Objectives: To determine 1) the pre-diagnosis emergency department utilization history of urban tuberculosis patients, and 2) the resource and outcome implications of emergency department utilization by tuberculosis patients pre-diagnosis.
Design: Nested case (emergency department attendee) control (non-emergency department attendee) study of a retrospective cohort of tuberculosis patients.
Patients: All tuberculosis notifications, 1994 through 1998.
Main outcome measures: Emergency department utilization during the 6 months antedating the diagnosis and emergency department attendee characteristics; for those notified in 1997 and 1998, hospitalizations, nosocomial infectiousness time, and health care costs.
Results: Of 250 cases of tuberculosis, 117 (47%) made a total of 258 pre-diagnosis emergency department visits.

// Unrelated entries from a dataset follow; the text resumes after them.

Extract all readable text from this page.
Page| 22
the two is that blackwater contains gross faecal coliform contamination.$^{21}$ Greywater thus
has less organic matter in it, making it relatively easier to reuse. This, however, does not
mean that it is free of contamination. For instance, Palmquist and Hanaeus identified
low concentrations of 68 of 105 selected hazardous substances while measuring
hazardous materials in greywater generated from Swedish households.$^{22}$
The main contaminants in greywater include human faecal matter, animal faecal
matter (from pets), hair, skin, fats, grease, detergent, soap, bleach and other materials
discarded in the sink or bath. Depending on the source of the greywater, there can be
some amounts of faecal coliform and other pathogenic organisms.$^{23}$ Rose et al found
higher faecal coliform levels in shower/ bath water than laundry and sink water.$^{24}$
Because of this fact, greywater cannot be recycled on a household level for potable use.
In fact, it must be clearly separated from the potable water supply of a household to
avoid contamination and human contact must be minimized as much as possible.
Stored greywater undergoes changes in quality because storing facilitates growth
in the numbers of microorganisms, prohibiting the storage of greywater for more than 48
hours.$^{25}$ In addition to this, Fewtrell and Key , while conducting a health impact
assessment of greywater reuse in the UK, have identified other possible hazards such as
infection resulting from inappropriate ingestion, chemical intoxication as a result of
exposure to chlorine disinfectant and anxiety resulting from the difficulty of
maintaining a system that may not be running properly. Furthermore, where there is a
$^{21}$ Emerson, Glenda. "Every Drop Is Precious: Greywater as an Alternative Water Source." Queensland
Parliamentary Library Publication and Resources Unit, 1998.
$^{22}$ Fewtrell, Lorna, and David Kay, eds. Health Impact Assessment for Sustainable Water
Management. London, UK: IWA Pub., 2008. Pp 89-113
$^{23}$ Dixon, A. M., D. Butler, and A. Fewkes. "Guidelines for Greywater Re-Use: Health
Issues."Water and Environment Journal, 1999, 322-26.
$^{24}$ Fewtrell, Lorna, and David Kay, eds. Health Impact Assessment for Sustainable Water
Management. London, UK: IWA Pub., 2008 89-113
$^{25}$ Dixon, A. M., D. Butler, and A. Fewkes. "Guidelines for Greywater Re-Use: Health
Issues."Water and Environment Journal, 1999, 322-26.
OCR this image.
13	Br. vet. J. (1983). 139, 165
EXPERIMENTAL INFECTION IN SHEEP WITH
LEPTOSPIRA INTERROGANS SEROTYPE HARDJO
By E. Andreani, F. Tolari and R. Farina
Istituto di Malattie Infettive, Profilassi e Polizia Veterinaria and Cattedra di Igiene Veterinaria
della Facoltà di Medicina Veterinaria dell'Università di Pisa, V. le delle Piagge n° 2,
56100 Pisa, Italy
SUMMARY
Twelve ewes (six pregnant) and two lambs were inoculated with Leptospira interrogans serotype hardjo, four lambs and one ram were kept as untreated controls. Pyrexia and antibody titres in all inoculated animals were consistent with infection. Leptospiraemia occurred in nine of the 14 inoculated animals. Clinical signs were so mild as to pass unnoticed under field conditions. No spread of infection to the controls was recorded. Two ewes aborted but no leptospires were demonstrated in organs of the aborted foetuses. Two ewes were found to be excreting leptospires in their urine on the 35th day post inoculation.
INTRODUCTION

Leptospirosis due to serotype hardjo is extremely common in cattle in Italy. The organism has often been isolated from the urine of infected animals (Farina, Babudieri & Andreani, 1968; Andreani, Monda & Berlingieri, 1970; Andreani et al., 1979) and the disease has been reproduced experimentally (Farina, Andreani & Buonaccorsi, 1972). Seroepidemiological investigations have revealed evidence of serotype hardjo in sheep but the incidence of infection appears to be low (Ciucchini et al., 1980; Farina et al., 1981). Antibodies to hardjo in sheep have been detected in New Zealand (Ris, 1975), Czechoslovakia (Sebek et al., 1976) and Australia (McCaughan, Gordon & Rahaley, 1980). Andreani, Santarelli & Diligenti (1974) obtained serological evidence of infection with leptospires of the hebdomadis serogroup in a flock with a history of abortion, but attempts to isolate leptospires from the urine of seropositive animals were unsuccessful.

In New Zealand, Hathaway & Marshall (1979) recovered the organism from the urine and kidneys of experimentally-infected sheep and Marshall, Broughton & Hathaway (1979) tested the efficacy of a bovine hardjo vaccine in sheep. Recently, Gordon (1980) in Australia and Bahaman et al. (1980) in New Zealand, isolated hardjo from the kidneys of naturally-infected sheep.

Emergency department use increased the nearer the patient was to diagnosis. Emergency department attendees were more likely to be older, to have smear and/or culture positive respiratory disease, to have a risk factor for progression of infection to disease, and to have a fatal outcome. In 1997 and 1998, emergency department throughput accounted for 70% of all hospitalization days, 95% of all source case nosocomial infectiousness time, and most health care costs of tuberculosis patients pre-diagnosis.
Conclusions: The emergency department is heavily utilized by urban tuberculosis patients pre-diagnosis. Emergency department throughput of tuberculosis patients pre-diagnosis has major resource and outcome implications. The emergency department may present an opportunity for earlier diagnosis.